The FWD #176 • 584 Words
Assessed property values are rising across the board, but it may be having disparate impacts.
Property tax has always been a contentious issue. Conflicting attitudes towards the Commonwealth’s approach to this issue have persisted across Virginia’s political and economic evolution into today’s housing market. Recent news and research on property tax assessments raises questions: What are the impacts upon affordable housing and racial equity, and how could this issue affect Virginia’s housing market in the future?
Last month, the Richmond Times-Dispatch reported on the region’s rising property assessments. On average, property values increased by 12.4% in Chesterfield, 11.2% in Richmond, and 10.6% in Henrico. The City Assessor says a lack of supply and rising rents have contributed to this increase in housing costs, with the current vacancy rate around 1% (compared to the 15-20% average vacancy rate).
While the cost burden has risen for homeowners across the region, older homeowners and homeowners of color are often unevenly impacted by assessment disparities. Research by University of Chicago’s Harris School of Public Policy made headlines last year with its finding that homes in lower-income neighborhoods are being overassessed and higher-income ones underassessed in counties all over the nation.
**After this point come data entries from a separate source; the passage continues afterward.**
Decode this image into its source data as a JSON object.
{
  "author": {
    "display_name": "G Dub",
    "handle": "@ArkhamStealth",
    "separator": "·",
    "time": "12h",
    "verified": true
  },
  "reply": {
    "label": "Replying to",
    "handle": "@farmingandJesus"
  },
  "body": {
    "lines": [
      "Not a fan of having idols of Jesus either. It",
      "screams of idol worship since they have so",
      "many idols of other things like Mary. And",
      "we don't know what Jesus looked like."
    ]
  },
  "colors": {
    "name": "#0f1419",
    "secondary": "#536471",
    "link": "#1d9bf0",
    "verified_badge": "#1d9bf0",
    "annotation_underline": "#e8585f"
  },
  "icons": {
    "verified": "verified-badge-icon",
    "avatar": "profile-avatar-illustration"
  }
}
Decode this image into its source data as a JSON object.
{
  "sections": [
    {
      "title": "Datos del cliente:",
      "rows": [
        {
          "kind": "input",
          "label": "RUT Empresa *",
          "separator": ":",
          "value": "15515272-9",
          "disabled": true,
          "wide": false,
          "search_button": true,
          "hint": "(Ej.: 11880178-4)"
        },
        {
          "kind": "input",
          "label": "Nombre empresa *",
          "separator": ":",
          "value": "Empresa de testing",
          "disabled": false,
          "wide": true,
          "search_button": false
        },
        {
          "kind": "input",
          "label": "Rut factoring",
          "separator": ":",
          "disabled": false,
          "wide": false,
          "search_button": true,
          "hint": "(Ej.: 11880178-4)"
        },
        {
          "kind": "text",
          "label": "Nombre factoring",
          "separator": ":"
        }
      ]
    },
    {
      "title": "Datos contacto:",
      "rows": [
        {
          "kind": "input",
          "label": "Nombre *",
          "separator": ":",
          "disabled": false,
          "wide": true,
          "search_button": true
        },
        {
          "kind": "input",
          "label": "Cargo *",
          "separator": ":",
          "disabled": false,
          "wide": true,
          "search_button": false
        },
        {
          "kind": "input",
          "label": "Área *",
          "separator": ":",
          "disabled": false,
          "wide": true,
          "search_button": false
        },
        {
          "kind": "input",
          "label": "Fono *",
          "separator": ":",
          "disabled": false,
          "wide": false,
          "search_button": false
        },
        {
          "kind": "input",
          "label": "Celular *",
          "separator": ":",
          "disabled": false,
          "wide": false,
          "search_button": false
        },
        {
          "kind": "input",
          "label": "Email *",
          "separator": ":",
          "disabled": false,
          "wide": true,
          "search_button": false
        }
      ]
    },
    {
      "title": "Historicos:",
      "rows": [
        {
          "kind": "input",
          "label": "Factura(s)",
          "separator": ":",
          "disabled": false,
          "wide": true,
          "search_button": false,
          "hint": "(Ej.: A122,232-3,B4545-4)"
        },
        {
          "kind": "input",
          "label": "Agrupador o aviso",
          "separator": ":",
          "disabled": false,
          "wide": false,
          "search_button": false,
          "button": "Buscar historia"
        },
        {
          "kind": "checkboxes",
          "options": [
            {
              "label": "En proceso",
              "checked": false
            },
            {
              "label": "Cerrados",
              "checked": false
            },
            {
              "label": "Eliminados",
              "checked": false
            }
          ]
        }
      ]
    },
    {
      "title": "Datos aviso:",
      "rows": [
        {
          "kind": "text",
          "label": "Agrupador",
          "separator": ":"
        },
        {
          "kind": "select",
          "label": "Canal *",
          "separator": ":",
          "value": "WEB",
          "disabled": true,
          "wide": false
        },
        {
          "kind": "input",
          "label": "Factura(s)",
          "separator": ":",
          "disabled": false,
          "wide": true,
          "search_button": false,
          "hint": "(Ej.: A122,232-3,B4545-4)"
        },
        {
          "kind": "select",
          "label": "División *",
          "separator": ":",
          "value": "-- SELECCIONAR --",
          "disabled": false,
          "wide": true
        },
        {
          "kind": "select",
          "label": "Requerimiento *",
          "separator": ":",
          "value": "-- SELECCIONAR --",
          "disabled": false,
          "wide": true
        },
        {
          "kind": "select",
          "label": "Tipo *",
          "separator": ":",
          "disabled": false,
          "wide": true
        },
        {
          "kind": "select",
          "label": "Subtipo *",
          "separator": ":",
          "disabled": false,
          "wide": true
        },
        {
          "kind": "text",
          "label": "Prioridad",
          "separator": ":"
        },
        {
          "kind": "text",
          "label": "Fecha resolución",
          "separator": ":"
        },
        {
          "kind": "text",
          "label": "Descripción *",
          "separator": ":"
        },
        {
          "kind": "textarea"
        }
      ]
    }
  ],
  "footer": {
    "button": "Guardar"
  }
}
This methodology found that in Richmond, 82% of the lowest value homes are overassessed, and the average sales ratio (a way of measuring the accuracy of a property’s assessed value when compared to the property’s selling price) was significantly higher in majority-minority neighborhoods of the city. In this way, tax burden can contribute to the existing racial wealth gap, an issue we cover in more detail in the upcoming release of our Racial Equity Toolkit.
In addition to the racially disparate impacts tax assessments can have upon single-family homeowners, the assessments of subsidized rentals have impacts upon efforts to keep them affordable. As described in the HB854 Statewide Housing Study, although current state code directs local assessors to account for rent restrictions in some types of affordable rental housing, providers must often appeal incorrect valuations, leading to sunk costs. Overall, real estate taxes in Virginia often average five to ten percent of an affordable housing property’s expenses. This can translate to roughly one month’s rent for tenants, increasing financial burdens in an already strained market.
One affordable rental provider interviewed for HB854 testified they spend about 100 hours each year on appeals and hearings just to get their properties correctly valued by localities.
Determining housing price trends and appropriate comparable sales is challenging in any environment, particularly in certain booming housing markets in the Commonwealth. Still, a fundamental problem is the way that assessed values are often determined. Unlike real estate appraisers, who examine a house inside and out before it’s sold or mortgaged, assessors don’t have the resources to look at each property individually and instead often cluster units into market segments, without consideration of actual rents collected. The Partnership for Housing Affordability recently presented this issue to the City of Richmond’s Land Use, Housing and Transportation Committee, proposing local changes to assessment methods and increased exemptions for affordable housing.
Without new action, challenges within tax assessments may continue to challenge below-market housing and homeowners of color.